A Powerful Photograph

March 2, 12

The power of a photograph should never be underestimated. I was on facebook today when I was tagged in a collection of pictures posted by a close friend. There were 3 photographs all taken around the time we were 19-years-old. In one of the photographs I was sitting on the top of a mustang with the nappy beginnings of dreadlocks in my head. I was surrounded by friends; a couple of them were looking away, and at least one of them was throwing up his hood. It’s a very nostalgic shot. It’s really tender and it’s hella East Oakland.

But it was another picture that overwhelmed me. It was the one of my cousin and another dude taken during lunchtime. We were seniors and the photograph depicts my cousin being his normal goofy self with his braided leather belt hanging down in between his legs touching the concrete like an elongated penis. Behind him is a row of our potnas standing on a bench. Everything was so chill. Everyone was so oblivious, and life was so fresh.

This was about a year or so before my cousin had his first child, and before he caught his first case. It was before he lost his first athletic scholarship and his second. It was before schizophrenia and before the penitentiary. It was, in essence, before we were old enough to truly fail.

When I saw the photograph I turned by computer off and I let a few tears flow. He was such a kid back then.
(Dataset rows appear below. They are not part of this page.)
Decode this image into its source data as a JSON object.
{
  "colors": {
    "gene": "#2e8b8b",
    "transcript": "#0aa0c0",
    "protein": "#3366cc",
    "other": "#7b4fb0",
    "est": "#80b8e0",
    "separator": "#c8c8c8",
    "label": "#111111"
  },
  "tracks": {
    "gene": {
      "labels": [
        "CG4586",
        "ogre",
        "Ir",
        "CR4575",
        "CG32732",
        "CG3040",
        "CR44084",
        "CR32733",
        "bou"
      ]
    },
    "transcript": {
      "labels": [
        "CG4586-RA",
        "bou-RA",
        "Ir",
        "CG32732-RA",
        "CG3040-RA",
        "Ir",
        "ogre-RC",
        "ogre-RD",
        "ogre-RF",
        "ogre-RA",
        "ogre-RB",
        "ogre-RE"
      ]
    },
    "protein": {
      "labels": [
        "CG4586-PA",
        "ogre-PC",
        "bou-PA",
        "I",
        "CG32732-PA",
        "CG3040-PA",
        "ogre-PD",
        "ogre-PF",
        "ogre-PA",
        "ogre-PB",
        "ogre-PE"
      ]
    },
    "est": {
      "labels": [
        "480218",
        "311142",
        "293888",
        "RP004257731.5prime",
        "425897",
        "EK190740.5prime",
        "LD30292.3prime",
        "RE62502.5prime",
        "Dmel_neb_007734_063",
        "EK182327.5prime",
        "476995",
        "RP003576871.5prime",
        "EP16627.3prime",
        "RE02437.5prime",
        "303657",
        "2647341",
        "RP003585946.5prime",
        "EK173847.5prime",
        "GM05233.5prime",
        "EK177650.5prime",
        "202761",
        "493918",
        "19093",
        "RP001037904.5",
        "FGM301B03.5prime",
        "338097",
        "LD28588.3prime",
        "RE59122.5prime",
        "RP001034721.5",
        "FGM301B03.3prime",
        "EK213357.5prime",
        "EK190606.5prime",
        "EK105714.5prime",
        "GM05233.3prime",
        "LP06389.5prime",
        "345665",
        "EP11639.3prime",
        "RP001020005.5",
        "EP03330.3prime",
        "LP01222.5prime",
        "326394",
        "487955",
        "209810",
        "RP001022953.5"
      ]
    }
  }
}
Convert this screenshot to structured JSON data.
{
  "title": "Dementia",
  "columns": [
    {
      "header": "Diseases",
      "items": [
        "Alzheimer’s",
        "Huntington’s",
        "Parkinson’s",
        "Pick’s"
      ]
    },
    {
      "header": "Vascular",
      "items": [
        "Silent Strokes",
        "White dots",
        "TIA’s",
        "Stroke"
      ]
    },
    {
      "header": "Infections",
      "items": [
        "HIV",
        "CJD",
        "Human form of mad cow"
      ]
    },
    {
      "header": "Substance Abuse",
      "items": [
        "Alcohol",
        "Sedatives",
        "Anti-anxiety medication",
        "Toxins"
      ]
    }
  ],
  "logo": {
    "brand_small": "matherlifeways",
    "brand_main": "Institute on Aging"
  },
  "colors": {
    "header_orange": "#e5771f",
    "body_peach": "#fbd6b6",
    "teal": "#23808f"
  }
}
We were children. He was a star athlete, a goofy dude, and one of the realist, most genuine people I have ever known.

His father used to get drunk and tell stories about when he himself was little and some of his other siblings were mean to him and kicked him out in the cold because he used to pee in the bed and my mother would come pick him up out of the snow and put him in the bed with her.

He is my cousin therefore I cannot recall the first time we met. For all intents and purposes he has been around since the beginning of time, as I know it. But now he’s become unraveled and it hurts. It hurts him and it hurts me as well.

That picture brought something back that is gone forever. Even though it’s lost I guess I’m glad someone took the time to capture it. It’s such a powerful photograph.

-YB

Oakland's Finest

October 30, 2011

Police in my city have made world-wide news for brutalizing peaceful protestors and I truly hope that no one is surprised. After all we are speaking of the same police department that served as the foot soldiers for the unlawful dismantling of the Black Panther Party. Therefore should it really shock anyone to discover that a young man can survive two tours of duty in Iraq completely unscathed only to live in Oakland, CA for less than a year and have his skull fractured by the police?

 

Before Occupy Oakland became an official part of the movement Oakland was already occupied by the boys in blue. I grew up in an impoverished underserved community on the East side of town in which a police station was built before we even had a grocery store to buy fresh food. As a matter of fact the very room in which I attended preschool in Eastmont Mall has since been converted into jail cells to temporarily house inmates on the way to county lock up. I’ve seen police brutality, I’ve experienced police brutality, and I’ve known police brutality for as long as my skin has been black.

 

So I see this young man named Scott Olson lying helpless in the street with blood streaming down his face. I see the cops continue to pump rounds of “Nonlethal” projectiles into anyone who is brave enough to cross the line in an attempt to retrieve him or offer him medical-aid and I think to myself; how vile, how disgusting, how typical of police in Oakland.

I must be honest with you all when I say that I am not a very well traveled man. I’ve never spent a semester in South Africa, or been to a convention in Spain. I’ve never studied in Iran either. However I always had a hunch that the police officers that I deal with on a near daily basis have got to be one of the most repressive forces in the entire world. Of all the places around the globe being “Occupied” I have yet to see a crack-down remotely similar to what took place in my town a few nights ago.

 

As enraged as I am about the whole situation, I can’t help but to feel just a slight bit validated and if you were from Oakland then I'm sure you would feel the same way.